George Orwell, in his “Why I write” published in 1946, announces the derives by which any writer is pushed to translate his musings into ink on paper.
One may have the urge to “be remembered” and to “seem clever” at once. For that, the urge is called “Sheer Egoism”. One can also write just for the sake of a good prose and for the love of congruity. The lines are, therefore, a mere reflection of a definite perception of the external beauty. An example to this “Aesthetic Enthusiasm”, is the poem “A Valentine to _ _ _ “by the American poet Edgar Allan Poe. Its composition is challenging as he inserted the name of the valentine within the lines: The first letter of the first line is the first letter of the mysterious lady’s name. The second letter of the second line is the second letter of the valentine and so on. The poem, hereafter, becomes a puzzle that mirrors the poet’s genius and his idiosyncratic concern for beauty, sounds and rhythms. As for the third desire which may form a pulse for writing is the historical motive. It consists of “storing historical facts for the purpose of prosperity”, to paraphrase Orwell’s words. The fourth and the last one is the political purpose. No book, according to Orwell, is void of a political stance. He declares “the opinion that art has nothing to do with politics is in itself a political attitude. “
What I suggest is another momentum thanks to which I both inhaled and exhaled literature. One tends to let out one’s decaying past, one’s precious yet lost memories or even one’s hopes for the future, in lines. I, for instance, engrave my thoughts on paper even though I know it will probably not be read. If you are actually reading this then it means I have shown it to you; and I know that somehow you agree with what I am saying. My derive is not unique. For this reason, “sheer egoism” is not my motive. As for history, I need to admit that I scorn platitude and I am more lenient to imagination. Politics on the other hand is a net in which I wish not to be ensnared.
I call my impulse “The search of the paradise within”. It is an approach to the ghastly corners of my psyche with a genial smile. A pithily wrought verse does not express what I truly feel; but it is rather an attempt to it. One does not always need reasons to be happy. Power lies in the fact that you might endure the heavy burden of the whole humanity but still manage to draw a smile for the mere sake of smiling. Thus, you are defying the malice and miseries of life. It is a search for peace and this is my sole definition for it.
When I am in a conflict with myself.. When I am too steeped in remorse or when I am worried about a dear to me, I fail to sense that peace. My sensations taste like bitterness and I strain myself to writing. Writing becomes a best friend who welcomes all your confessions. It is similar to an act of momentary purification during which my mind is cleansed from morosity. I try to direct my focus to rather existential question just to belittle my inquietude. I call it sometimes “cheating on myself”. However, in some cases it ends with a failure.
I find myself plunging in a wider sea.
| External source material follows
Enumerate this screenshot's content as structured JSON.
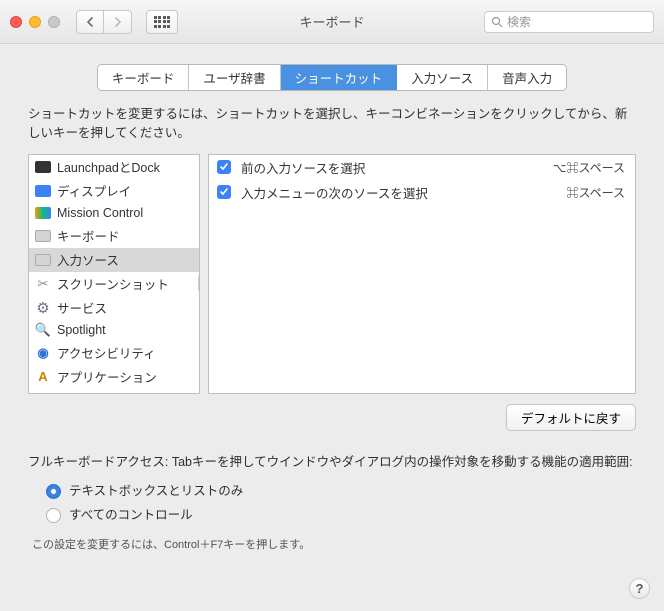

I cease to see the light. I seize melancholia, my eternal blight. In the search of the paradise within one is liable to stumble upon inferno instead. Past errors even if corrected carve a hole in your memory. Black ravens roam over your heart. It is gradually metamorphosed into a graveyard of dead memories, dead hopes, dead aspirations, dead trust in one’s self. From it, comes self-loathing: These are the dark corridors of my within. I acknowledge that these last lines adhere to the previous idea and I consider it as an experimental writing. Here is then the conclusion: If one thinks one is delighted, it becomes truth. If one thinks one is doomed, it is inescapable that one will be forever doomed.
The mind is the beating heart of the psyche.
If you convince yourself you are hopeless, then you will be soaked in despair. Otherwise, you will still find hope in hopelessness and grow inspiration even with seeds of angst.